Druga Godba traz um mundo de música de volta a Ljubljana

por Catarina Cornejo

O Druga Godba, literalmente “segunda banda” ou “outra banda”, é um festival de músicas do mundo que traz à Eslovénia ritmos outros que os do costume. Realiza-se na Eslovénia desde 1984, tendo sido pioneiro na Jugoslávia, e conta mais anos do que o Festival Músicas do Mundo em Sines, referência dos portugueses. A 34.ª edição decorreu no final do mês passado, e trouxe a Piran, a Liubliana e a Kranj mais de 20 conversas e performances. Para facilitar a deslocação, existia um autocarro oficial gratuito a fazer o transporte Liubliana-Piran e vice-versa, destinado aos detentores do passe geral do festival. A Sardinha, no entanto, ficou-se este ano apenas por Liubliana. A primeira noite na capital dividiu-se entre Šiška e o centro. Em Metelkova, fomos ver os congoleses KOKOKO!, com instrumentos de corda e percussão que são tão obra deles como a desinibição do público, a dançar enérgico e a cantar sempre que convidado. 
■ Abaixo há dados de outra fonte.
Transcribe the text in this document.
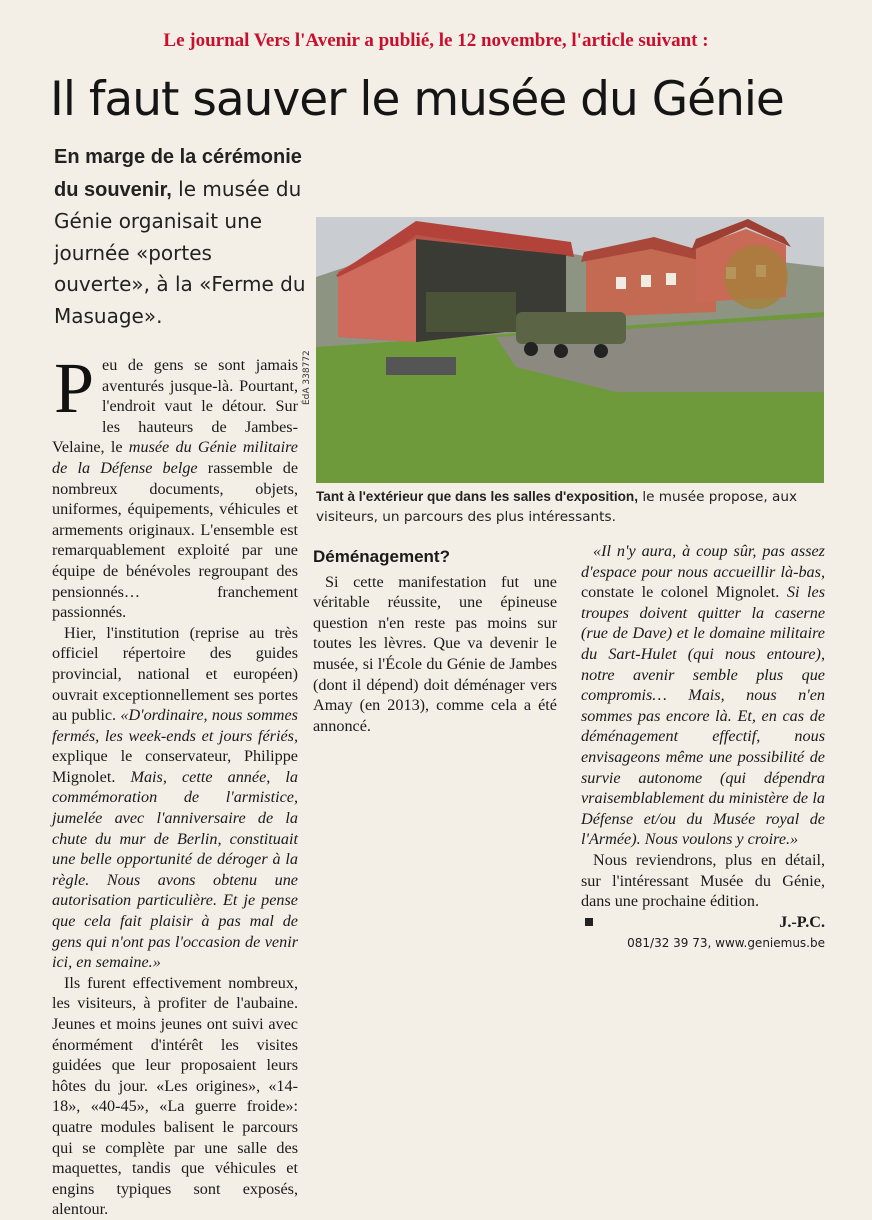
Le journal Vers l'Avenir a publié, le 12 novembre, l'article suivant :
Il faut sauver le musée du Génie
En marge de la cérémonie du souvenir, le musée du Génie organisait une journée «portes ouverte», à la «Ferme du Masuage».
ÉdA 338772
Tant à l'extérieur que dans les salles d'exposition, le musée propose, aux visiteurs, un parcours des plus intéressants.

Peu de gens se sont jamais aventurés jusque-là. Pourtant, l'endroit vaut le détour. Sur les hauteurs de Jambes-Velaine, le musée du Génie militaire de la Défense belge rassemble de nombreux documents, objets, uniformes, équipements, véhicules et armements originaux. L'ensemble est remarquablement exploité par une équipe de bénévoles regroupant des pensionnés… franchement passionnés.

Hier, l'institution (reprise au très officiel répertoire des guides provincial, national et européen) ouvrait exceptionnellement ses portes au public. «D'ordinaire, nous sommes fermés, les week-ends et jours fériés, explique le conservateur, Philippe Mignolet. Mais, cette année, la commémoration de l'armistice, jumelée avec l'anniversaire de la chute du mur de Berlin, constituait une belle opportunité de déroger à la règle. Nous avons obtenu une autorisation particulière. Et je pense que cela fait plaisir à pas mal de gens qui n'ont pas l'occasion de venir ici, en semaine.»

Ils furent effectivement nombreux, les visiteurs, à profiter de l'aubaine. Jeunes et moins jeunes ont suivi avec énormément d'intérêt les visites guidées que leur proposaient leurs hôtes du jour. «Les origines», «14-18», «40-45», «La guerre froide»: quatre modules balisent le parcours qui se complète par une salle des maquettes, tandis que véhicules et engins typiques sont exposés, alentour.

Déménagement?

Si cette manifestation fut une véritable réussite, une épineuse question n'en reste pas moins sur toutes les lèvres. Que va devenir le musée, si l'École du Génie de Jambes (dont il dépend) doit déménager vers Amay (en 2013), comme cela a été annoncé.

«Il n'y aura, à coup sûr, pas assez d'espace pour nous accueillir là-bas, constate le colonel Mignolet. Si les troupes doivent quitter la caserne (rue de Dave) et le domaine militaire du Sart-Hulet (qui nous entoure), notre avenir semble plus que compromis… Mais, nous n'en sommes pas encore là. Et, en cas de déménagement effectif, nous envisageons même une possibilité de survie autonome (qui dépendra vraisemblablement du ministère de la Défense et/ou du Musée royal de l'Armée). Nous voulons y croire.»

Nous reviendrons, plus en détail, sur l'intéressant Musée du Génie, dans une prochaine édition.

J.-P.C.
081/32 39 73, www.geniemus.be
Tocaram também os Fumaça Preta, trio anglo-luso-venezuelano, movidos por uma força selvagem, e inspirados por estilos tão variados como rock psicadélico, free jazz e tropicália. Gritavam palavras em espanhol e em português, que compreensíveis ou não, conquistaram irreversivelmente o bar Channel Zero.  Os concertos do dia seguinte passaram-se em Šiška. O jardim da Vodnikova Domačija recebeu Les Filles de Illighadad, “filhas” de Illighadad, uma aldeia no deserto Sahara na Nigéria. Se fazem história no Druga Godba por serem a primeira banda liderada por uma mulher que toca guitarra elétrica, estão também neste projeto a revolucionar a música tradicional do Tuareg, em que à mulher cabe apenas fazer percussão. Foi um concerto de fim de tarde harmonioso, intimista mas de casa cheia, em que sentíamos ter a ocasião de uma vida de as ouvir e através delas, Illighadad.